At first, she worked at a number of jobs, none of which inspired her. At the age of 40, she found herself the CEO of a company providing services to people with hearing loss and their families in her area.
“I found myself looking down from an ivory tower in an unsatisfactory job tied by bureaucrats, so I handed in my notice and went into a panic after I realized what I had done,” she says.
However, it didn’t take too long before Kiddell-Spencer knew that she had a pastime which for her was a real passion.
“So enter Lesley the antique dealer, oh, best thing I ever did,” she says. “I get to give deaf awareness and communication tactics to everyone I meet.”
Antiques had always been in the background and was something to make the grind of work worthwhile. Now Kiddell-Spencer, who is from East Northamptonshire, England, has turned a hobby into a business.
“To date my best buy is a tiny Chinese bowl I bought for £40 and sold for almost £4,000,” she says. “It’s not been without difficulties, but I have met some of the most wonderful and weird people, even celebrities. I have had my stall almost stripped bare by a coach full of Japanese tourists, had my finger broken by a runaway marquee, had items stolen, things smashed, and slept through all weathers in a trusted old VW camper van.”
“To date my best buy is a tiny Chinese bowl I bought for £40 and sold for almost £4,000.”
With customers coming from all over the world, global shipping proves another challenge, but Kiddell-Spencer is ever ready to rise to the challenges.
“Going to auctions is a mixed bucket of emotions,” she says. “You go through love, hate, horror, disappointment and shock during the space of a day.”
Is it rewarding? Kiddell-Spencer would certainly say so.
“Being a brief custodian of some of the most wonderful treasures, ranging from ancient Egyptian figures to solid gold diamond Edwardian pendants which would have looked wonderful on beautiful ball gowns [is rewarding],” she says.

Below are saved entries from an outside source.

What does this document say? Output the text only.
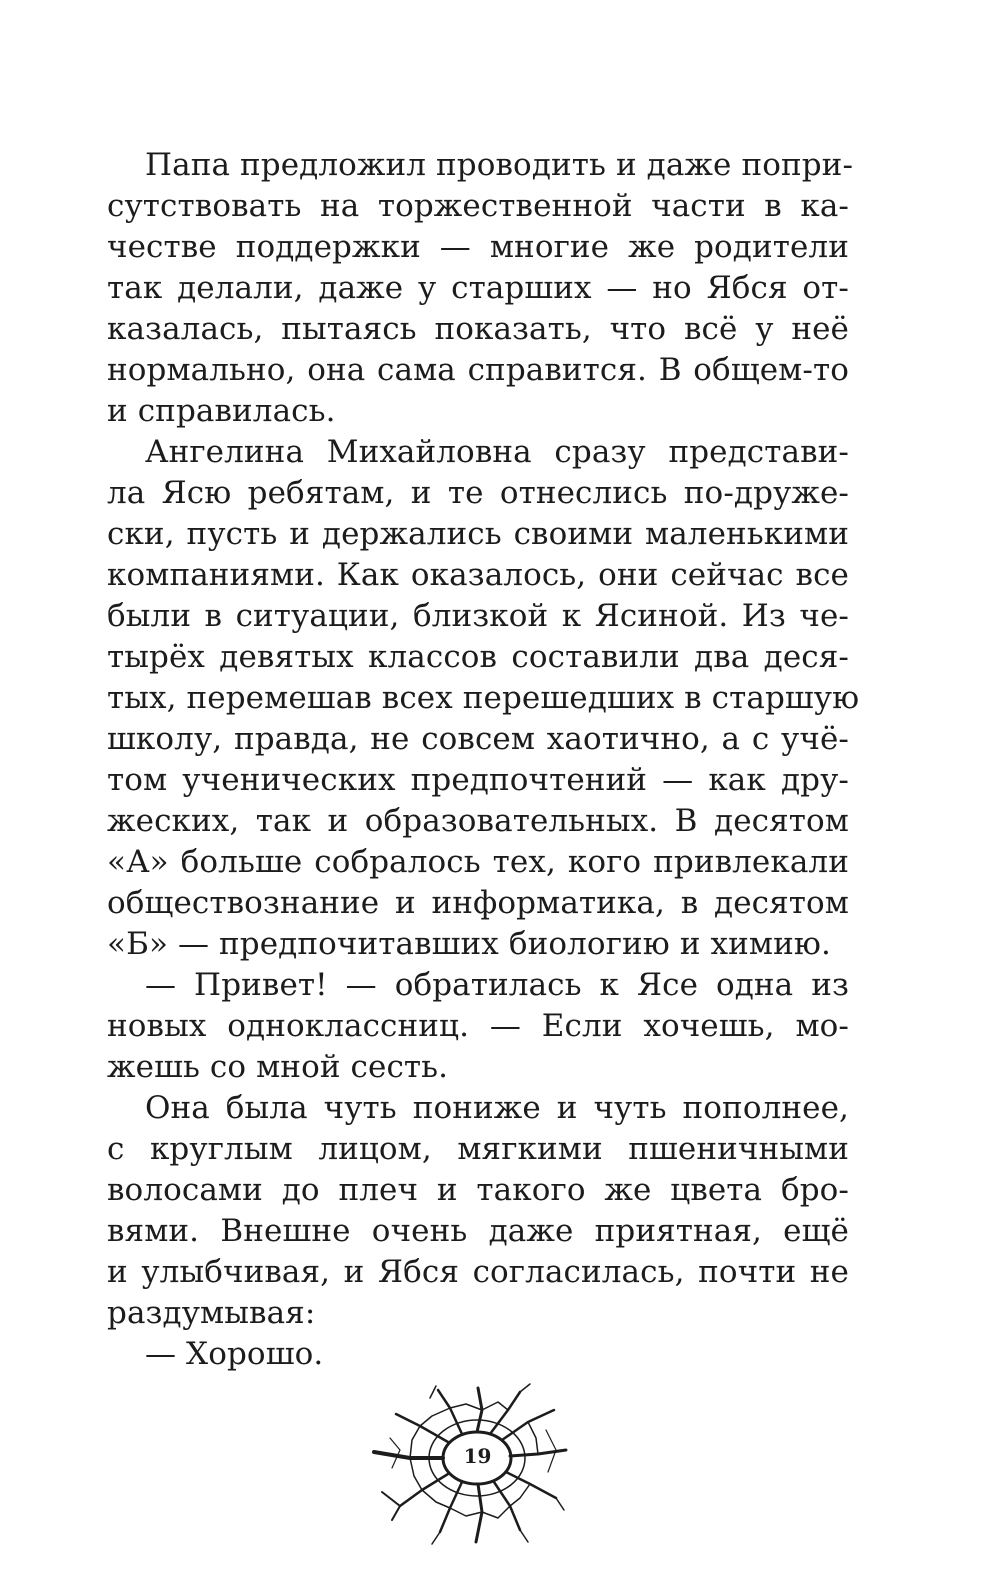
Папа предложил проводить и даже попри-
сутствовать на торжественной части в ка-
честве поддержки — многие же родители
так делали, даже у старших — но Ябся от-
казалась, пытаясь показать, что всё у неё
нормально, она сама справится. В общем-то
и справилась.
Ангелина Михайловна сразу представи-
ла Ясю ребятам, и те отнеслись по-друже-
ски, пусть и держались своими маленькими
компаниями. Как оказалось, они сейчас все
были в ситуации, близкой к Ясиной. Из че-
тырёх девятых классов составили два деся-
тых, перемешав всех перешедших в старшую
школу, правда, не совсем хаотично, а с учё-
том ученических предпочтений — как дру-
жеских, так и образовательных. В десятом
«А» больше собралось тех, кого привлекали
обществознание и информатика, в десятом
«Б» — предпочитавших биологию и химию.
— Привет! — обратилась к Ясе одна из
новых одноклассниц. — Если хочешь, мо-
жешь со мной сесть.
Она была чуть пониже и чуть пополнее,
с круглым лицом, мягкими пшеничными
волосами до плеч и такого же цвета бро-
вями. Внешне очень даже приятная, ещё
и улыбчивая, и Ябся согласилась, почти не
раздумывая:
— Хорошо.
19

Antique dealing is a difficult occupation for anyone, but for someone who is hard of hearing, it can be more than challenging. As Kiddell-Spencer herself says.
“A career like this is hard for anyone with a hearing loss to visualize when the most important thing is communication, which can make or break you to the tune of thousands. But it can be done if you commit yourself to succeeding; the same applies to anything you do in life.”
“A career like this is hard for anyone with a hearing loss to visualize when the most important thing is communication…”
At the age of 59, Kiddell-Spencer has glaucoma and rheumatoid arthritis to contend with on top of her hearing loss. With the help and financial assistance from the UK’s Action To Work, however, she is able to pursue her dream.
“As long as I am able to obtain the support I need nothing is going to stop me,” she says.